On May 23, 2013, plaintiff filed a complaint with the Tennessee Board of Professional Responsibility asserting that defendant failed to notify him of the denial of certiorari and failed to correspond with him, and that “as a result of [defendant’s] alleged errors, [plaintiff’s] writ of habeas corpus was denied as time-barred.” When plaintiff completed this complaint, he signed a disclaimer noting that legal malpractice claims are subject to a statute of limitations.
Plaintiff filed a legal malpractice claim in federal court on October 18, 2013, which the district court dismissed. The Sixth Circuit affirmed dismissal on October 6, 2016. Plaintiff then filed this case in Davidson County Circuit Court in July 2018, which the trial court dismissed as time-barred, and the Court of Appeals affirmed.
Legal malpractice claims are subject to a one-year statute of limitations pursuant to Tenn. Code Ann. § 28-3-104(c). The limitations period for a legal malpractice claim begins to run when two elements are met: “(1) the plaintiff must suffer legally cognizable damage—an actual injury—as a result of the defendant’s wrongful or negligent conduct, and (2) the plaintiff must have known or in the exercise of reasonable diligence should have known that this injury was caused by the defendant’s wrongful or negligent conduct.” (internal citation omitted).
Here, plaintiff knew about his potential claim against defendant by May 23, 2013, which was the day he filed his Board of Professional Responsibility complaint, as that complaint was based on the same facts underlying the legal malpractice claim. Because the federal complaint was filed within one year from that date, the Court looked to Tenn. Code Ann. §28-1-115, which provides:
Notwithstanding any applicable statute of limitation to the contrary, any party filing an action in a federal court that is subsequently dismissed for lack of jurisdiction shall have one (1) year from the date of such dismissal to timely file such action in an appropriate state court.

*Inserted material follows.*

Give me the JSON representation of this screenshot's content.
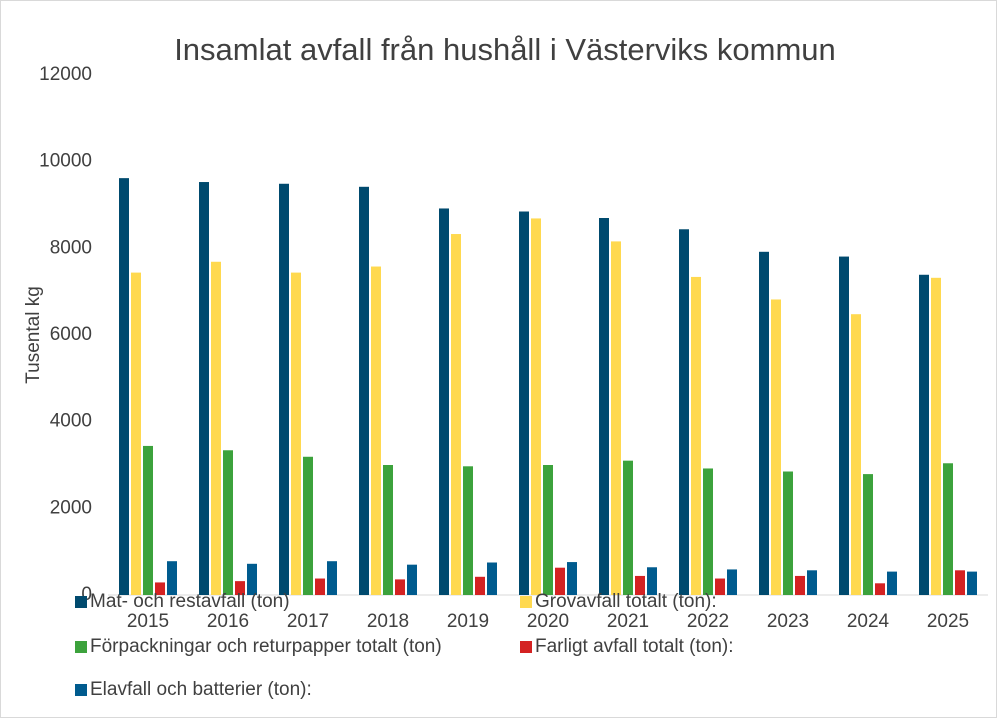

Although the reason for and date of dismissal in the district court was not clear from the record, the Court looked to the Sixth Circuit’s decision affirming dismissal, which was issued on October 6, 2016. Because the state court case was filed on July 9, 2018, well beyond one-year from the Sixth Circuit’s affirmation of dismissal, the Court of Appeals affirmed the ruling that this case was time-barred.
While plaintiff argued that the five-year statute of repose for legal malpractice claims “operate[d] to save his lawsuit,” the Court rejected this argument, stating that “the statute of repose may extend the date for filing up to five years but only in cases where there has been fraudulent concealment of the attorney’s actions or omissions.” Here, fraudulent concealment was not an issue. Dismissal was accordingly affirmed.